最悪。初めてデイタとラムが会ったとき、デイタが軽率に使っていた言葉。当時そのことに苛立ちを募らせていた筈だ。その言葉をラムも軽率に使い始めたことに、気づいてない。その心境の変化が何故起こっているのかも。
「君にだけは、言われたくない……」
遅れて言い返す。しかし、いつもよりぼそぼそとか細い声だった。
「あっそ」
デイタが頭の後ろで手を組んで仰向けに寝そべり、
「ってか暇だしどっか行こうぜー」
空を見上げながら言う。
「……学校、戻りたいんだけど」
ラムが反抗する。本音を偽る言葉で。どこかに連れていかれるのも困るが、学校に居たくもない。否定的な言葉が出たのは、無意識に気持ちを隠そうとしたから。
「いーじゃん、どうせキレられんだしさ」
「君だけね」
「どこ行きたい?」
「聞いてる……?」
ラムはそう言いながらも、顎に手を当てどこへ行こうかと考える。
「映画……はダメだし」
デイタを見て考え直す。大人しく座っている想像がつかなかった。勝手にはしゃぐのは結構だが、他の客に迷惑をかけるのは論外。

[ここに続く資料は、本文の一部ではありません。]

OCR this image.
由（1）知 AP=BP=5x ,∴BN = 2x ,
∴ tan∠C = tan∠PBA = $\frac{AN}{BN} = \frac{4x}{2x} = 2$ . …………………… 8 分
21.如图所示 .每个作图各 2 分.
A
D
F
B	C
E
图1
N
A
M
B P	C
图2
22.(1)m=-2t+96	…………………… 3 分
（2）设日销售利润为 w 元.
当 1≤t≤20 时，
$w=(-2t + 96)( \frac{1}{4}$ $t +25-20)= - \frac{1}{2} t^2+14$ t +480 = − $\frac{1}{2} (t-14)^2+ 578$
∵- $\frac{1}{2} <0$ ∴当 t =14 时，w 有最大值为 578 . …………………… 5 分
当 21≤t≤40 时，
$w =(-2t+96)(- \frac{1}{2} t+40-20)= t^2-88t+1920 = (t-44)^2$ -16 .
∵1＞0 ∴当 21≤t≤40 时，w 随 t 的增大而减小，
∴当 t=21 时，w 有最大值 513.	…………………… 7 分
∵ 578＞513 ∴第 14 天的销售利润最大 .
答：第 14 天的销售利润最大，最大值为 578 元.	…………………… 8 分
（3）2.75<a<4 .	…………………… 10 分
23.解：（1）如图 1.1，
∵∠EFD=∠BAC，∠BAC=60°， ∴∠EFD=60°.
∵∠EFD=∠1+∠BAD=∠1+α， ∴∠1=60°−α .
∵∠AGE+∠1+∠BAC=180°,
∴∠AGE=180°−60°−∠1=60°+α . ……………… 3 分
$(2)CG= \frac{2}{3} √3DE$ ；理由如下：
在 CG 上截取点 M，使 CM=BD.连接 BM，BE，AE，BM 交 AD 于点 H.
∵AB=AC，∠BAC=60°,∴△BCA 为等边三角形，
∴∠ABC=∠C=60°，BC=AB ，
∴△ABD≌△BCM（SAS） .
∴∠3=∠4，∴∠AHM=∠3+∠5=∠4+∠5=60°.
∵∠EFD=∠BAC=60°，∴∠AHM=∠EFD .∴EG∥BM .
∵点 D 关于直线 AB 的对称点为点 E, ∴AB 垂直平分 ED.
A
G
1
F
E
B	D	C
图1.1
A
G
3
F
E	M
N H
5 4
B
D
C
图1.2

「カフェとか、遊園地とか、あとは動物園とか水族館とか?」
「めっちゃあんじゃん」
ラムは言った後で目を丸くする。己の失態に気づいて。行きたい場所を聞かれただけなのに、考えていたのはまるでデートのようで。
「あ、ちが……」
「じゃあそれ全部行こう!」
訂正しようとしたときにはもう手遅れだった。
デイタが飛び起きて言い放つ。
「全部って……ってか行くとは言ってない」
「またまた。ほんとは行きたいくせに」
「うっさい!」
「掴まっといて」
デイタが口答えするラムを引き寄せる。
「っ!」
ラムはまたお姫様抱っこされてしまうと悟り焦る。あの羞恥心と充足感は危険だ。荒んだラムの心は無意識に身を委ねようとしてしまう。
しかし現実は、
「……」
荷物のように肩に担がれただけだった。
ラムが何とも言えない表情になる。そもそも最初はこうだったのだ。勝手に期待、もとい焦燥に駆られていただけ。
「一番近いのどこ?」
「……近いのはカフェ。たくさんあるし」
何を言っても聞く耳を持たないデイタに、ラムが折れた。
「かふぇって飯屋じゃなかったっけ? 朝飯食ったばっかなんだけど。お前は?」
「私もだけど」
「じゃあ別のとこで」
「なら動物園、だと思う」
「どっち?」
「あっち」
ラムが指で示す。街には未だプテラによる被害の痕跡が多く残されている。それでも以前の活気を取り戻しつつあった。
「おっけー。動物園って魔物はいねーの?」
デイタは屋上から跳びながら聞く。
「は? なにそれ」
魔物。ラムには聞き覚えのない言葉だ。忙しさもあってそういった単語が登場する創作物に触れる機会もなかった。
「そんなことも知らねーの?」
馬鹿にしたようにいうデイタ。
ラムがその憎たらしい頬を引っ張った。
デイタは気の向くまま。ラムは流されるように。
ハードスケジュールな一日が始まった。